In tema di omesso versamento IVA (di cui all’art.10-ter del D.Lgs n.74/2000), ove risulta che l’IVA è stata effettivamente incassata e che le relative somme non sono state accantonate ma impiegate per autofinanziamento o per altri scopi imprenditoriali, oltre ad essere provato il dolo, l’autore dell’omesso versamento si pone volontariamente nelle condizioni di non uniformarsi alla legge, con la conseguenza che non è invocabile l’esimente della forza maggiore (art.45 cod. pen.).
Nel caso in esame, l’imputato – condannato alla pena di 10 mesi di reclusione per l’omesso versamento dell’IVA – ha contestato l’affermata esistenza dolo spiegando di essersi trovato in una situazione oggettiva di crisi di liquidità.
“La Suprema Corte ha ricordato che per la configurabilità del reato, stante la struttura di reato omissivo proprio a consumazione istantanea – sottolinea Marco Cuchel, presidente dell’Associazione Nazionale Commercialisti – è sufficiente la consapevolezza di omettere il versamento dell’imposta dovuta sulla base della dichiarazione annuale”.
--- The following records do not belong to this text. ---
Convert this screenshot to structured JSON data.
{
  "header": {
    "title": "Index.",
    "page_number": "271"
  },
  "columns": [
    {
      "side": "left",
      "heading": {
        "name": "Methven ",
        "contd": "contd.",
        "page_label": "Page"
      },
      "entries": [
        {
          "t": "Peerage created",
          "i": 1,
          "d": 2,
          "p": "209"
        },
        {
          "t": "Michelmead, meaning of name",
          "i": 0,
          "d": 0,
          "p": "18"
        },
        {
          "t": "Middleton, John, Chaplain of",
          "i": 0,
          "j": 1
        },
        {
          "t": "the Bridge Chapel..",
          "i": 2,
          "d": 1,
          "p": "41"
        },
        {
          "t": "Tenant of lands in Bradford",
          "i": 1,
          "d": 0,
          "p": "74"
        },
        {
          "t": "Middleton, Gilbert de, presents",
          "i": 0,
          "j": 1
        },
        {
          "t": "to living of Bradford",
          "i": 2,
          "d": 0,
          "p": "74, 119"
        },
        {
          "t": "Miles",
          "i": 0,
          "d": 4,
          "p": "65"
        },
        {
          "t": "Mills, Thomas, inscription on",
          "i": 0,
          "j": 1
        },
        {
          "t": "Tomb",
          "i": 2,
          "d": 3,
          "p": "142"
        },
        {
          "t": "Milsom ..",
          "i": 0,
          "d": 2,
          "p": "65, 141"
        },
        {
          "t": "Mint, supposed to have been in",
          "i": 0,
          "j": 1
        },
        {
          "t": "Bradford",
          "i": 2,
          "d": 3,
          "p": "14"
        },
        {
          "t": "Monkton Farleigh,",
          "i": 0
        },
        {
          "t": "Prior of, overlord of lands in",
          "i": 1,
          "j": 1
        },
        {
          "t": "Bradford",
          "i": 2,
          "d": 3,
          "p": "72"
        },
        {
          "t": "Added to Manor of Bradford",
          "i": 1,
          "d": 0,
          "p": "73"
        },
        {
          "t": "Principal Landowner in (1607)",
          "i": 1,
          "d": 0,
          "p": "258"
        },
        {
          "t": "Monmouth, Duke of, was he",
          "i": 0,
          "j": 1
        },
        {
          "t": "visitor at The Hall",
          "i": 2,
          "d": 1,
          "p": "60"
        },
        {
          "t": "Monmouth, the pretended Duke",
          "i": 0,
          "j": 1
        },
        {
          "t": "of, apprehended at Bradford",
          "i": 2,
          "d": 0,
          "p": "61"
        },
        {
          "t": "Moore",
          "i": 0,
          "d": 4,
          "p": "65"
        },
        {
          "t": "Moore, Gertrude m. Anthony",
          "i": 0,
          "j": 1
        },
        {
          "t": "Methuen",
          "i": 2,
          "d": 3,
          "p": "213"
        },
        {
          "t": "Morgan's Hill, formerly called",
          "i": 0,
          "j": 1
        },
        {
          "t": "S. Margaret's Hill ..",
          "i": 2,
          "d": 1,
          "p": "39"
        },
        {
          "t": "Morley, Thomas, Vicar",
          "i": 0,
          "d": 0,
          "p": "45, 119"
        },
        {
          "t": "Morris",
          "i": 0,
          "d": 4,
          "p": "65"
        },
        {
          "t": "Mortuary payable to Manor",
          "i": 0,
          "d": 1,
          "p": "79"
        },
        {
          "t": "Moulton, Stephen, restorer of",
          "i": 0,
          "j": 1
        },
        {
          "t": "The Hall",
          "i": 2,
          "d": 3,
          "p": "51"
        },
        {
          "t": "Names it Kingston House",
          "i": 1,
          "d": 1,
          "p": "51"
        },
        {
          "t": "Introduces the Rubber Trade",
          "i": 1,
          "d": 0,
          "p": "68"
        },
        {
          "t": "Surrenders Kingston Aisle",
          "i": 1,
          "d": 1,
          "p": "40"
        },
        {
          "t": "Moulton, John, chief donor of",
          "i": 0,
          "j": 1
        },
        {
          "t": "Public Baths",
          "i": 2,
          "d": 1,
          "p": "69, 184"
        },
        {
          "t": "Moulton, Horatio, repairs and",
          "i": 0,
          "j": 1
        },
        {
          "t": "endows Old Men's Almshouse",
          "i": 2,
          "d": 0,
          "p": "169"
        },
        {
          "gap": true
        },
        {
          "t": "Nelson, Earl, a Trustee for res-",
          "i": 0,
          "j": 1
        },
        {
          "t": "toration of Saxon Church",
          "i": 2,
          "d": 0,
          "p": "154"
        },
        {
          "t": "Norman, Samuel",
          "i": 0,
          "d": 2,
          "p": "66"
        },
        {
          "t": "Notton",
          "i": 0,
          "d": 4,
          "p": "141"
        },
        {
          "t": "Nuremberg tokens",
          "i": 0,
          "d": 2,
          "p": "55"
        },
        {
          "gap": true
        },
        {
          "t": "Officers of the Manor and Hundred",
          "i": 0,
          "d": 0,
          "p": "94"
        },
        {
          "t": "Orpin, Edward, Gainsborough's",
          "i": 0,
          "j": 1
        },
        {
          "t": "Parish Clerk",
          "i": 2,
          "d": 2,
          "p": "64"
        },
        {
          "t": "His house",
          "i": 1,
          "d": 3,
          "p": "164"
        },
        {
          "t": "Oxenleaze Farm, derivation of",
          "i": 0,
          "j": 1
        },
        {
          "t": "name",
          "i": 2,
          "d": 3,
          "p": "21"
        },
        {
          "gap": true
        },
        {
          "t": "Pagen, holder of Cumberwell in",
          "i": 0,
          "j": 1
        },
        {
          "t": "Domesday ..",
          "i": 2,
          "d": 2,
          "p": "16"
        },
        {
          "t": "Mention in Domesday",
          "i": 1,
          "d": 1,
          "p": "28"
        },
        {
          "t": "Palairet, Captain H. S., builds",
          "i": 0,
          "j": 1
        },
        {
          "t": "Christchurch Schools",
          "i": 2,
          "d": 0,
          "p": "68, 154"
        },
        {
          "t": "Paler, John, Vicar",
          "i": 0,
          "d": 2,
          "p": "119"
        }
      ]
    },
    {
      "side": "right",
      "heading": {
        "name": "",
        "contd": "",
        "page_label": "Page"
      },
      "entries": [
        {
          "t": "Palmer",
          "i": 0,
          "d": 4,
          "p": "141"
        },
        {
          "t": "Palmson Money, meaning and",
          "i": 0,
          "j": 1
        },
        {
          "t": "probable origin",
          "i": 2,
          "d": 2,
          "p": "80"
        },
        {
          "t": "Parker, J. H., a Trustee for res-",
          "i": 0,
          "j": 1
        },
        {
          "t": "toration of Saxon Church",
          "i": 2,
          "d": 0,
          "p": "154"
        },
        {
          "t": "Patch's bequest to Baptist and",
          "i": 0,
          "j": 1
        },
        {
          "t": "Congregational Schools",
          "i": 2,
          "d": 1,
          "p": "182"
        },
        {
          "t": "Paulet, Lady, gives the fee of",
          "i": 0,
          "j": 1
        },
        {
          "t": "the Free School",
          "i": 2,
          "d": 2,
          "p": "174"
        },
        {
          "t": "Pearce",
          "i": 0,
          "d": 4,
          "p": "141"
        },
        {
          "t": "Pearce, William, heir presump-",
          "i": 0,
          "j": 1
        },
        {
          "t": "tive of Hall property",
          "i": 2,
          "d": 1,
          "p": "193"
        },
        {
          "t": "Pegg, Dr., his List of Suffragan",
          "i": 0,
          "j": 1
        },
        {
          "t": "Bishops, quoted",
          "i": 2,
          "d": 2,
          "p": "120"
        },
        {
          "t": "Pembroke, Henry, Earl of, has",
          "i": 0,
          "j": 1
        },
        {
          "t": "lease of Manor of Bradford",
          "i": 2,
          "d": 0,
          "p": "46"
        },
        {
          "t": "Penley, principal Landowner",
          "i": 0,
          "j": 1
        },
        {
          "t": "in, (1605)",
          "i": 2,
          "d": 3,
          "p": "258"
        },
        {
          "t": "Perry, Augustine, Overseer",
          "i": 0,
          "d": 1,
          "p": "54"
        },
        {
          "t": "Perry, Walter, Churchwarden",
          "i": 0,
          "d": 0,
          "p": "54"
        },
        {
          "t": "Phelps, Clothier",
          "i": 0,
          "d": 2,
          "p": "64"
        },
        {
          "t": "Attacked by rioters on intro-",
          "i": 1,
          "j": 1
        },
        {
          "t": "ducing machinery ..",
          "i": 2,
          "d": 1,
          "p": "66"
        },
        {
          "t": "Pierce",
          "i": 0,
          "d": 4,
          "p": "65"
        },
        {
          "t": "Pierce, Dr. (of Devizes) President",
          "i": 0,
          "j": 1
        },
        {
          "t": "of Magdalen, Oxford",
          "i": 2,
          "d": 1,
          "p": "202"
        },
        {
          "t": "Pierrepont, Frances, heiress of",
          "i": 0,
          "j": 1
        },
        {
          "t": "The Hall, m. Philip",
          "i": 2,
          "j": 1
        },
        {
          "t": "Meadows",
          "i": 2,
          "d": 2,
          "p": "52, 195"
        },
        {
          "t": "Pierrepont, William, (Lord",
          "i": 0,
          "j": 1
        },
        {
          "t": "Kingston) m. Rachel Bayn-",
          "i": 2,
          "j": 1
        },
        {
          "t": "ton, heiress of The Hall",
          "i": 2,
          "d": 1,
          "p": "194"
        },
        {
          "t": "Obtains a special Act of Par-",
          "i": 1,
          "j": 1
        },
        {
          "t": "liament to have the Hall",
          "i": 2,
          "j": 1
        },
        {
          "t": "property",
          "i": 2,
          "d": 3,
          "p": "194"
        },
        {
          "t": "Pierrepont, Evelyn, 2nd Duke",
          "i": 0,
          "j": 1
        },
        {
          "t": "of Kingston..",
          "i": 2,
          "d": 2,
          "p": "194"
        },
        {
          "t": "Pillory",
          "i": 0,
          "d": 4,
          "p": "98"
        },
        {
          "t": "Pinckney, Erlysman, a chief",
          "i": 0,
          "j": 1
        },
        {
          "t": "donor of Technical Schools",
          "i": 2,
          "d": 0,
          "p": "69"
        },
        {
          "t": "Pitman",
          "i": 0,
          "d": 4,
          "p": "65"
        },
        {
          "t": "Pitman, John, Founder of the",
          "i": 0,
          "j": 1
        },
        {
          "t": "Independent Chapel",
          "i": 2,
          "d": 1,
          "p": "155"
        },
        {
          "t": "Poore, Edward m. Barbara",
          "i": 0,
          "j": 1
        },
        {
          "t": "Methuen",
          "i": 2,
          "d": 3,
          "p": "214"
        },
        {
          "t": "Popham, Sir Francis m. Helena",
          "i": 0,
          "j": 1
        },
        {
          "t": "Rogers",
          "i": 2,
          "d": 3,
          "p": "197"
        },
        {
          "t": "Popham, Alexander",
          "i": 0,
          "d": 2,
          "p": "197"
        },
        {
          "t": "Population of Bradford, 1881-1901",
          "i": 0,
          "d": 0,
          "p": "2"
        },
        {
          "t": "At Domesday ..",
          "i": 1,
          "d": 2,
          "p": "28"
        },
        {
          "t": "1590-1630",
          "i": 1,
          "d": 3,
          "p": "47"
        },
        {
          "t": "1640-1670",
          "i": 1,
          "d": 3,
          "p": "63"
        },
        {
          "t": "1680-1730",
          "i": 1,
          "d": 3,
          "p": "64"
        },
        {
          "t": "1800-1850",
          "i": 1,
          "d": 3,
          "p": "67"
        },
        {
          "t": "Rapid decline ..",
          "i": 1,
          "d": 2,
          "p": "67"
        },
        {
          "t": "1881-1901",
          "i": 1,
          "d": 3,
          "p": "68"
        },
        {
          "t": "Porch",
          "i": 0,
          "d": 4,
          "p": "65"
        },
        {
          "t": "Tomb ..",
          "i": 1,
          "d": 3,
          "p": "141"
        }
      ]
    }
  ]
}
“Quanto alla incidenza dello stato di difficoltà, il collegio di legittimità ha ricordato che al fine della dimostrazione della assoluta impossibilità di provvedere ai pagamenti omessi, occorrono l’allegazione e la prova della non addebitabilità all’imputato della crisi economica che ha investito l’impresa e della impossibilità di fronteggiare la crisi di liquidità che ne sia conseguita tramite il ricorso a misure idonee, da valutarsi in concreto, mentre nel caso in esame – conclude Cuchel- il contribuente ha effettuato una libera scelta”.